Published On: May 8th, 2018

My wife is an elegant, well-educated, well-read woman. She is also a grand southern lady, though, and in addition to all the good this brings into my life, it sometimes leads to humor. Every so often, she breaks out a “southernism” that cracks me up. For example, when we were considering how we might finish some work on our house, she once said, “Let’s just hire it done!” She said this with such an accent that it caught me off-guard. Trust me, some strong kissing ensued! I love the southern in my wife.

Now, I mention this phrase because I’m concerned about a bad tendency in some hiring I’ve witnessed recently. Firms today want their senior execs to be strong in a huge variety of areas. They want them to be good speakers, great at PR, skilled at fundraising, experts in accounting, knowledgeable in HR, technologically adept, up to speed in all legal matters, masters of the specific work of the company, great dancers—well, you get the point.

The problem is that they end up with generalists rather than skilled and exceptional specialists. In other words, they can end up with execs that are a mile wide and an inch deep, execs who are jacks of all trades but masters of none. A friend of mine calls these kind of people Swiss Army Knives, people who have many blades and tools but usually only of medium or low quality.

I’m not trying to be insulting. There is a place for the generalists in this world. I consider myself a generalist. Yet if firms only hire generalists—Swiss Army Knives—they won’t have the stellar, finely-honed, specific skills all firms need in order to succeed.
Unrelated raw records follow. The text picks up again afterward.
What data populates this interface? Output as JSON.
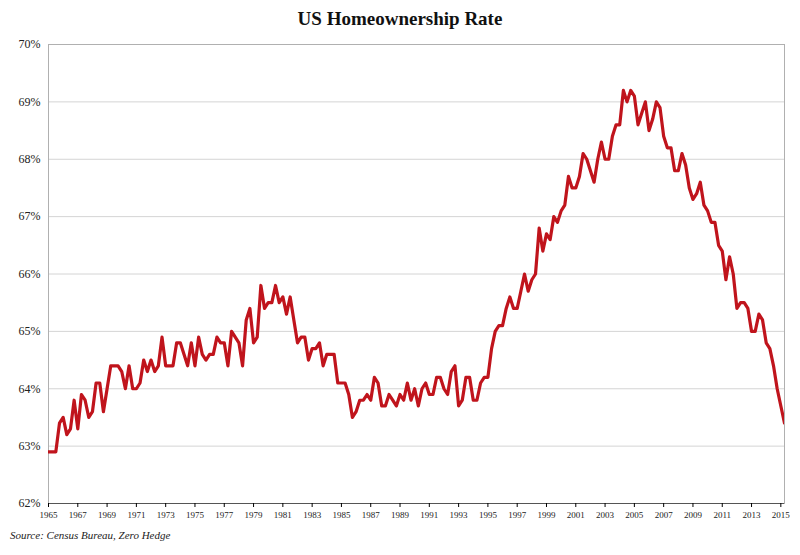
{
  "chart_data": {
    "type": "line",
    "title": "US Homeownership Rate",
    "caption": "Source: Census Bureau, Zero Hedge",
    "color": "#c0141c",
    "grid": true,
    "xlim": [
      1965,
      2015.25
    ],
    "xticks": [
      1965,
      1967,
      1969,
      1971,
      1973,
      1975,
      1977,
      1979,
      1981,
      1983,
      1985,
      1987,
      1989,
      1991,
      1993,
      1995,
      1997,
      1999,
      2001,
      2003,
      2005,
      2007,
      2009,
      2011,
      2013,
      2015
    ],
    "ylim": [
      62,
      70
    ],
    "yticks": [
      {
        "value": 62,
        "label": "62%"
      },
      {
        "value": 63,
        "label": "63%"
      },
      {
        "value": 64,
        "label": "64%"
      },
      {
        "value": 65,
        "label": "65%"
      },
      {
        "value": 66,
        "label": "66%"
      },
      {
        "value": 67,
        "label": "67%"
      },
      {
        "value": 68,
        "label": "68%"
      },
      {
        "value": 69,
        "label": "69%"
      },
      {
        "value": 70,
        "label": "70%"
      }
    ],
    "x": [
      1965,
      1965.25,
      1965.5,
      1965.75,
      1966,
      1966.25,
      1966.5,
      1966.75,
      1967,
      1967.25,
      1967.5,
      1967.75,
      1968,
      1968.25,
      1968.5,
      1968.75,
      1969,
      1969.25,
      1969.5,
      1969.75,
      1970,
      1970.25,
      1970.5,
      1970.75,
      1971,
      1971.25,
      1971.5,
      1971.75,
      1972,
      1972.25,
      1972.5,
      1972.75,
      1973,
      1973.25,
      1973.5,
      1973.75,
      1974,
      1974.25,
      1974.5,
      1974.75,
      1975,
      1975.25,
      1975.5,
      1975.75,
      1976,
      1976.25,
      1976.5,
      1976.75,
      1977,
      1977.25,
      1977.5,
      1977.75,
      1978,
      1978.25,
      1978.5,
      1978.75,
      1979,
      1979.25,
      1979.5,
      1979.75,
      1980,
      1980.25,
      1980.5,
      1980.75,
      1981,
      1981.25,
      1981.5,
      1981.75,
      1982,
      1982.25,
      1982.5,
      1982.75,
      1983,
      1983.25,
      1983.5,
      1983.75,
      1984,
      1984.25,
      1984.5,
      1984.75,
      1985,
      1985.25,
      1985.5,
      1985.75,
      1986,
      1986.25,
      1986.5,
      1986.75,
      1987,
      1987.25,
      1987.5,
      1987.75,
      1988,
      1988.25,
      1988.5,
      1988.75,
      1989,
      1989.25,
      1989.5,
      1989.75,
      1990,
      1990.25,
      1990.5,
      1990.75,
      1991,
      1991.25,
      1991.5,
      1991.75,
      1992,
      1992.25,
      1992.5,
      1992.75,
      1993,
      1993.25,
      1993.5,
      1993.75,
      1994,
      1994.25,
      1994.5,
      1994.75,
      1995,
      1995.25,
      1995.5,
      1995.75,
      1996,
      1996.25,
      1996.5,
      1996.75,
      1997,
      1997.25,
      1997.5,
      1997.75,
      1998,
      1998.25,
      1998.5,
      1998.75,
      1999,
      1999.25,
      1999.5,
      1999.75,
      2000,
      2000.25,
      2000.5,
      2000.75,
      2001,
      2001.25,
      2001.5,
      2001.75,
      2002,
      2002.25,
      2002.5,
      2002.75,
      2003,
      2003.25,
      2003.5,
      2003.75,
      2004,
      2004.25,
      2004.5,
      2004.75,
      2005,
      2005.25,
      2005.5,
      2005.75,
      2006,
      2006.25,
      2006.5,
      2006.75,
      2007,
      2007.25,
      2007.5,
      2007.75,
      2008,
      2008.25,
      2008.5,
      2008.75,
      2009,
      2009.25,
      2009.5,
      2009.75,
      2010,
      2010.25,
      2010.5,
      2010.75,
      2011,
      2011.25,
      2011.5,
      2011.75,
      2012,
      2012.25,
      2012.5,
      2012.75,
      2013,
      2013.25,
      2013.5,
      2013.75,
      2014,
      2014.25,
      2014.5,
      2014.75,
      2015,
      2015.25
    ],
    "values": [
      62.9,
      62.9,
      62.9,
      63.4,
      63.5,
      63.2,
      63.3,
      63.8,
      63.3,
      63.9,
      63.8,
      63.5,
      63.6,
      64.1,
      64.1,
      63.6,
      64.0,
      64.4,
      64.4,
      64.4,
      64.3,
      64.0,
      64.4,
      64.0,
      64.0,
      64.1,
      64.5,
      64.3,
      64.5,
      64.3,
      64.4,
      64.9,
      64.4,
      64.4,
      64.4,
      64.8,
      64.8,
      64.6,
      64.4,
      64.8,
      64.4,
      64.9,
      64.6,
      64.5,
      64.6,
      64.6,
      64.9,
      64.8,
      64.8,
      64.4,
      65.0,
      64.9,
      64.8,
      64.4,
      65.2,
      65.4,
      64.8,
      64.9,
      65.8,
      65.4,
      65.5,
      65.5,
      65.8,
      65.5,
      65.6,
      65.3,
      65.6,
      65.2,
      64.8,
      64.9,
      64.9,
      64.5,
      64.7,
      64.7,
      64.8,
      64.4,
      64.6,
      64.6,
      64.6,
      64.1,
      64.1,
      64.1,
      63.9,
      63.5,
      63.6,
      63.8,
      63.8,
      63.9,
      63.8,
      64.2,
      64.1,
      63.7,
      63.7,
      63.9,
      63.8,
      63.7,
      63.9,
      63.8,
      64.1,
      63.8,
      64.0,
      63.7,
      64.0,
      64.1,
      63.9,
      63.9,
      64.2,
      64.2,
      64.0,
      63.9,
      64.3,
      64.4,
      63.7,
      63.8,
      64.2,
      64.2,
      63.8,
      63.8,
      64.1,
      64.2,
      64.2,
      64.7,
      65.0,
      65.1,
      65.1,
      65.4,
      65.6,
      65.4,
      65.4,
      65.7,
      66.0,
      65.7,
      65.9,
      66.0,
      66.8,
      66.4,
      66.7,
      66.6,
      67.0,
      66.9,
      67.1,
      67.2,
      67.7,
      67.5,
      67.5,
      67.7,
      68.1,
      68.0,
      67.8,
      67.6,
      68.0,
      68.3,
      68.0,
      68.0,
      68.4,
      68.6,
      68.6,
      69.2,
      69.0,
      69.2,
      69.1,
      68.6,
      68.8,
      69.0,
      68.5,
      68.7,
      69.0,
      68.9,
      68.4,
      68.2,
      68.2,
      67.8,
      67.8,
      68.1,
      67.9,
      67.5,
      67.3,
      67.4,
      67.6,
      67.2,
      67.1,
      66.9,
      66.9,
      66.5,
      66.4,
      65.9,
      66.3,
      66.0,
      65.4,
      65.5,
      65.5,
      65.4,
      65.0,
      65.0,
      65.3,
      65.2,
      64.8,
      64.7,
      64.4,
      64.0,
      63.7,
      63.4
    ]
  }
}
I know of a university that is looking for a president. I’m sure they are looking for a good-looking person who can raise money and raise the profile of the school as well. There is nothing wrong with this. Yet this school already has a temporary president in place who is wise, experienced in growing academic programs, skilled at leading both faculties and students, expert in accreditation processes and, by the way, a fine professor and scholar. He’s just not a natural at the glad-handing and flashy people skills. What this school should do is keep this man in place and when it comes to the PR side of the job, “hire it done.”

In other words, they shouldn’t lose the depth and skill of a man just because he isn’t a generalist—just because he doesn’t have every feature of a university board’s dream candidate. Turn him loose at what he does well and as for the rest, “hire it done.”

This is one of the arts of hiring. We find good people. We deploy them in their strengths. We set them in teams so their weaknesses are rounded out by people of complementary skills. All else we contract out. Successful firms take all types—introverts and extroverts, geeky technicians and PR teams filled with big personalities, specialists who are one-dimensioned and generalists who can see the big picture and hold it all together.

Take a look at your hiring and ask yourself if you have moderate results because you hire generalists of moderate skill. Dare to hire the specialists. As for what they lack—in the immortal words of my southern wife—“hire it done.”